I felt nothing for this woman who had been so unpleasant
"Although I was well-fed and clothed as a child, essentially my mother didn't love me," says Lula, who lives in Twickenham, South-West London with her second husband Barry, 61, a painter and decorator.
They have four children between them, aged 32 to 40.
"One of my earliest memories is of having mumps and whooping cough at the same time when I was three years old. I called out in pain for my mother but she simply shouted: 'Sleep, because I'm busy now!' then shut the bedroom door.
"I remember thinking: 'That's it, I really am on my own. There's no point calling out for her as she's not going to come.'
"She was jealous of any attention my father gave me and would tell me I was useless and that I had a big nose and heavy thighs. She questioned what man would ever want me. I did gymnastics competitions but she never once came to watch."
"When I was ten my parents split up for a few weeks and Dad went to stay with a friend. He took me out one day and, to my astonishment, held my hand as we walked through a park and even bought me two doughnuts. After that I longed to be with him.
"When I was older, with a family of my own, Dad would come and stay with us every summer. After my mother died in 2006 I finally felt free to explore my relationship with him away from her jealous glare.

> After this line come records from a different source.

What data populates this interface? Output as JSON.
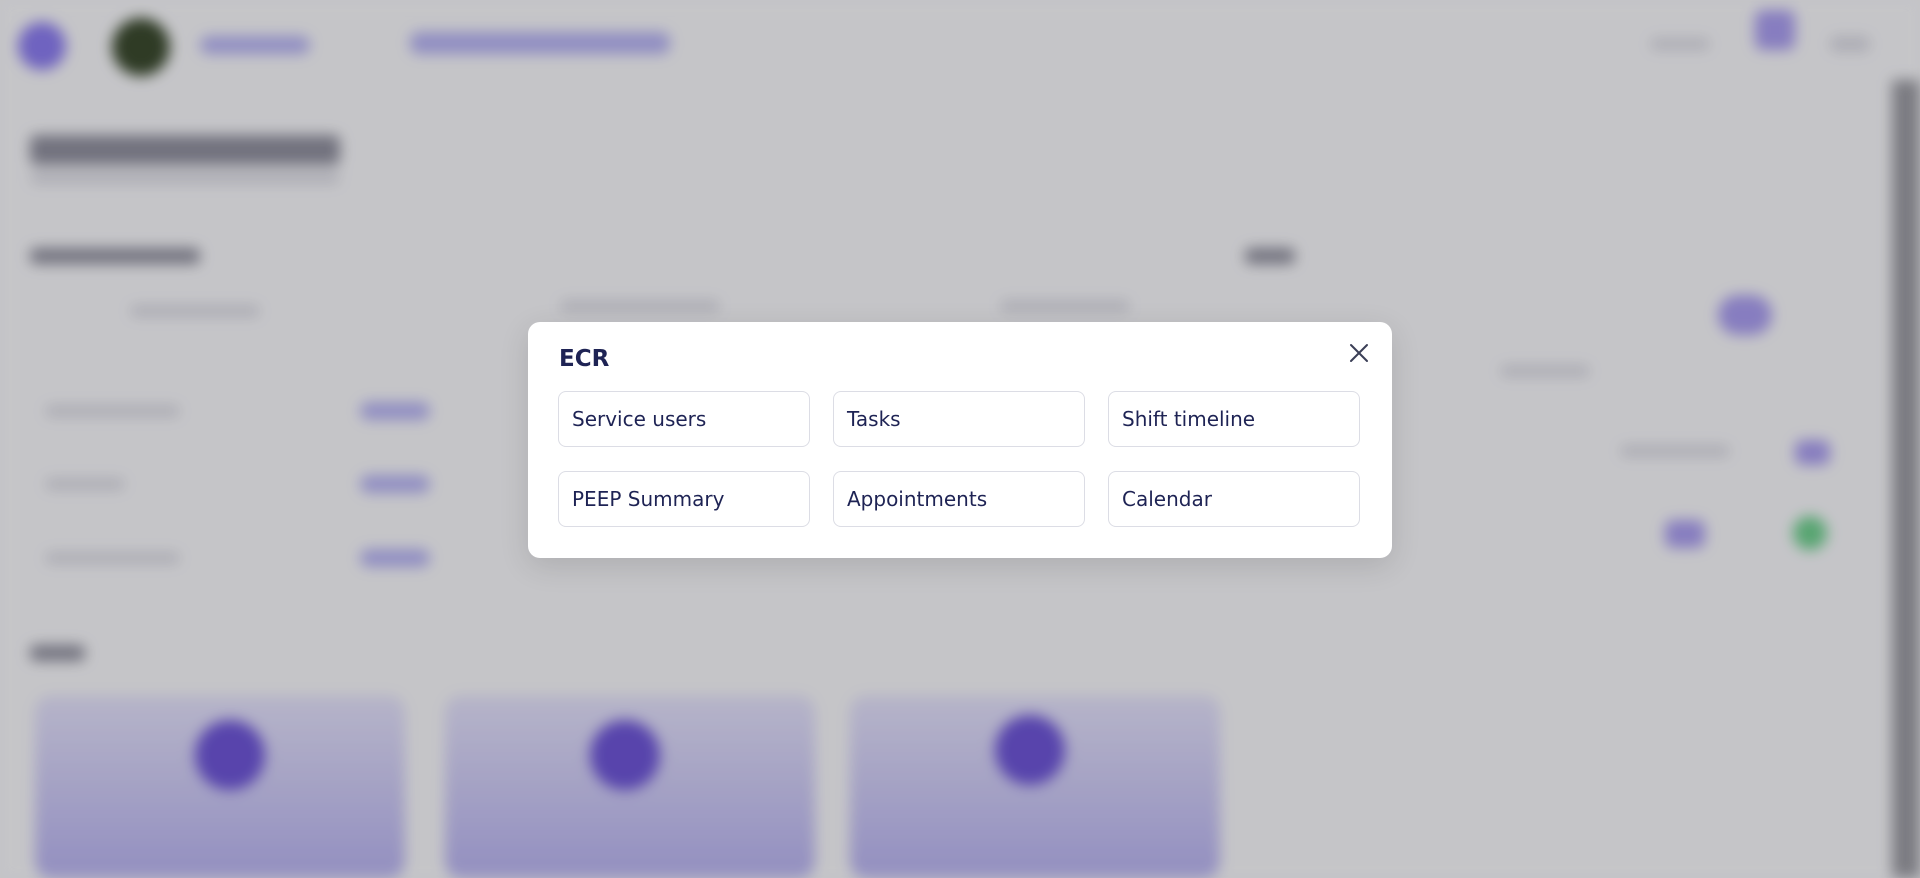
{
  "modal": {
    "title": "ECR",
    "close_icon": "close-icon",
    "items": [
      {
        "label": "Service users"
      },
      {
        "label": "Tasks"
      },
      {
        "label": "Shift timeline"
      },
      {
        "label": "PEEP Summary"
      },
      {
        "label": "Appointments"
      },
      {
        "label": "Calendar"
      }
    ]
  },
  "colors": {
    "modal_text": "#1e2354",
    "modal_background": "#ffffff",
    "item_border": "#dcdde5",
    "overlay": "rgba(0,0,0,0.20)",
    "accent": "#8b7cf0"
  }
}
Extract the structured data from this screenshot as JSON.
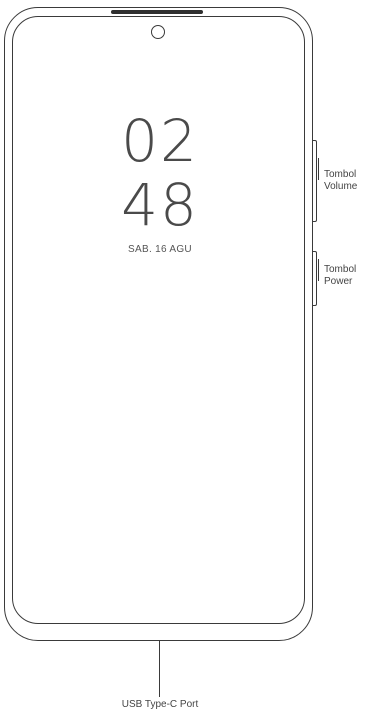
{
  "clock": {
    "hours": "02",
    "minutes": "48",
    "date": "SAB. 16 AGU"
  },
  "labels": {
    "volume_line1": "Tombol",
    "volume_line2": "Volume",
    "power_line1": "Tombol",
    "power_line2": "Power",
    "usb": "USB Type-C Port"
  }
}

"One day I was pottering in the garden when I got a text from him to say my mother had died. I just thought, 'Oh, that's it then', and got on with my life.
I didn't go to my father's funeral or shed any tears
'We had a small family funeral, but I felt nothing for this woman who had been so terribly unpleasant to me.'
Like Maxine, it was when Lula became a mum herself that she realised the extent of her own mother's unkindness.
'When I had my first baby I looked at her in my arms and told her I was going to be the mummy that I wished I'd had,' she recalls.
'I'm close to my two daughters and raised them to believe they have the world at their feet, while encouraging them to have the confidence to deal with any blows life throws at them — all the things I deserved from my own parents as a child.'
It was a different story for Alyson Reay, 53, who conversely was bereft when her mother died suddenly in 1999, but felt nothing for her father when he died almost three years ago.
Alyson had always deeply missed her father since he left her mum for a colleague when she was five years old, after which she didn't see him for more than 25 years.
"The day my father left was the only time I ever saw Mum cry. I remember standing behind the curtains and crying as he walked away."
Her father kept in touch with birthday and Christmas presents and occasional letters. His absence caused Alyson great angst and, at 30, she decided she wanted to build a relationship with him.
Eventually, after writing to one another and speaking on the phone, they met at a restaurant in Bristol near where she lived at the time.
By then her father was remarried with two more children and lived in Jersey.
"I wanted to like him and for it to be a warm, residual love, like you see in reunions on TV, but it wasn't there," she says.
"He brought photos of his new family and talked a lot about them but didn't ask much about my life."